One might think that fashion is immune from having to think about what goes on outside its own world—that the only time fashion and politics coincide is when somebody talks about Hillary Clinton and her pantsuits, but that is not the case. Activism has been very much in Vogue, with designers looking towards social and political issues for inspiration. Maybe designers have finally realized that getting dressed every day is the one art form that everyone is forced to participate in; well, almost everyone. So why not say something with the clothes that you are already putting on?
This past year it’s been all about women, their rights, and who gets to decide what they are. It seems that the world has been weighing in on what exactly feminism is and bringing this idea to a whole new generation of Betty Friedans. So it’s only fitting that at this past spring/summer 2015 fashion week, Karl Lagerfeld, head designer and creative director of Chanel, held a feminist protest reminiscent of the 1960s women’s liberation movement. Lagerfeld is known for his runway shows—just think of the Chanel Supermarket catwalk of autumn 2013. This year was no different: The runway was complete with signs that read “History is Her Story,” “Ladies First,” “Boys Should Get Pregnant Too,” and even gave a nod to Emma Watson’s now iconic U.N. speech with “He for She.” This was no shabby get-together. Cara Delevingne, armed with a quilted megaphone, led a pack of “it” models, such as Gisele Bundchen, Georgia May Jagger and even Kendall Jenner around the Boulevard Chanel.
This wasn’t the first time this had been done, nor will it be the last.
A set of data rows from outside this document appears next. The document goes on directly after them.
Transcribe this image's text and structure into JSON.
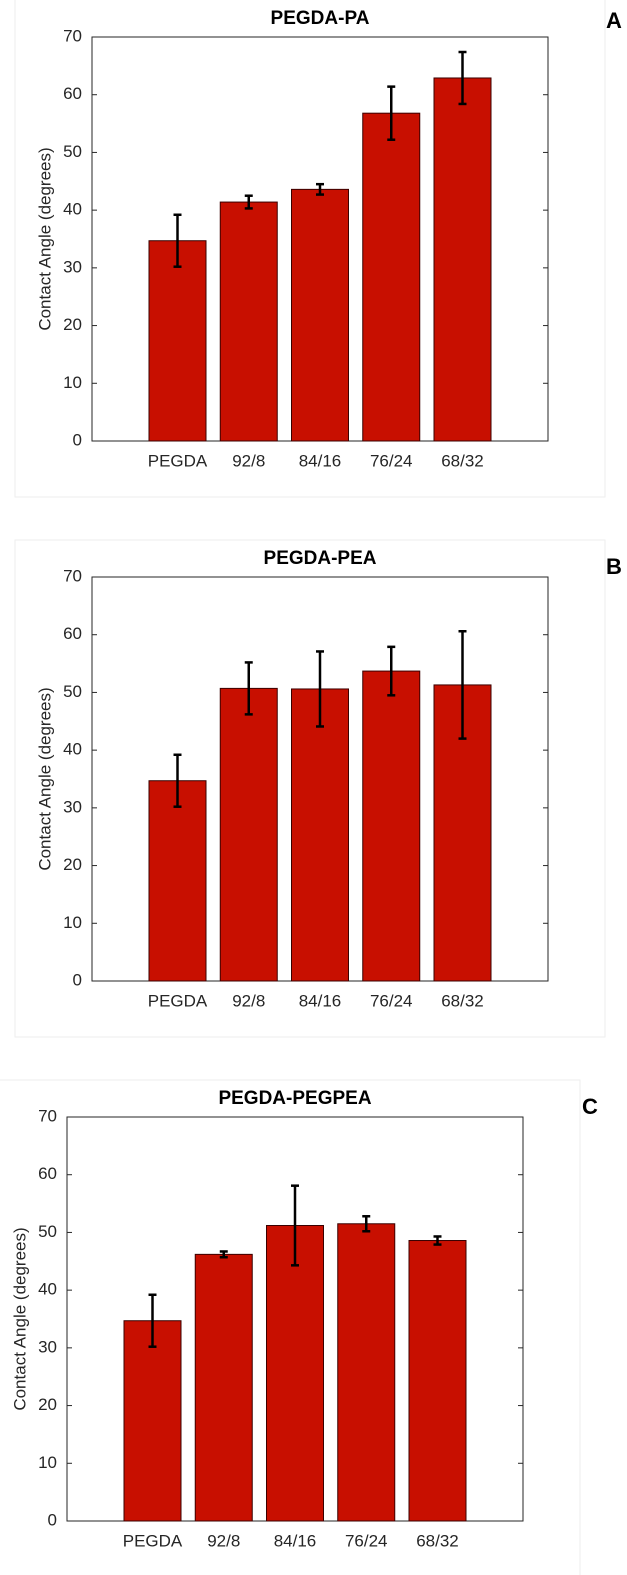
{
  "chart_data": [
    {
      "type": "bar",
      "title": "PEGDA-PA",
      "annotation": "A",
      "ylabel": "Contact Angle (degrees)",
      "categories": [
        "PEGDA",
        "92/8",
        "84/16",
        "76/24",
        "68/32"
      ],
      "values": [
        34.7,
        41.4,
        43.6,
        56.8,
        62.9
      ],
      "errors": [
        4.5,
        1.1,
        0.9,
        4.6,
        4.5
      ],
      "color": "#c80f00",
      "ylim": [
        0,
        70
      ],
      "yticks": [
        0,
        10,
        20,
        30,
        40,
        50,
        60,
        70
      ]
    },
    {
      "type": "bar",
      "title": "PEGDA-PEA",
      "annotation": "B",
      "ylabel": "Contact Angle (degrees)",
      "categories": [
        "PEGDA",
        "92/8",
        "84/16",
        "76/24",
        "68/32"
      ],
      "values": [
        34.7,
        50.7,
        50.6,
        53.7,
        51.3
      ],
      "errors": [
        4.5,
        4.5,
        6.5,
        4.2,
        9.3
      ],
      "color": "#c80f00",
      "ylim": [
        0,
        70
      ],
      "yticks": [
        0,
        10,
        20,
        30,
        40,
        50,
        60,
        70
      ]
    },
    {
      "type": "bar",
      "title": "PEGDA-PEGPEA",
      "annotation": "C",
      "ylabel": "Contact Angle (degrees)",
      "categories": [
        "PEGDA",
        "92/8",
        "84/16",
        "76/24",
        "68/32"
      ],
      "values": [
        34.7,
        46.2,
        51.2,
        51.5,
        48.6
      ],
      "errors": [
        4.5,
        0.5,
        6.9,
        1.3,
        0.7
      ],
      "color": "#c80f00",
      "ylim": [
        0,
        70
      ],
      "yticks": [
        0,
        10,
        20,
        30,
        40,
        50,
        60,
        70
      ]
    }
  ]
}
A year ago, when climate change and global warming were the “it” words, Vivienne Westwood, a designer who made a name for herself in the '70s modern punk movement, produced a whole collection featuring anti-fracking illustrations and slogans. Unlike Chanel, Vivienne Westwood did not just stop at the clothes. Instead she participated in anti-fracking protests, even leading one in Manchester, and she continues to be a voice for our planet.
This brings up the question of whether or not designers are looking to social and political issues just to stay relevant, or if they’re doing it because they actually care. I guess an even more important question is: Will the exposure they are giving the issues be enough to make a difference?
Maybe walking around a fake boulevard in the Grand Palais to Whitney Houston’s “I’m Every Woman” isn’t the most revolutionary form of protest—but it has to be the most fashionable.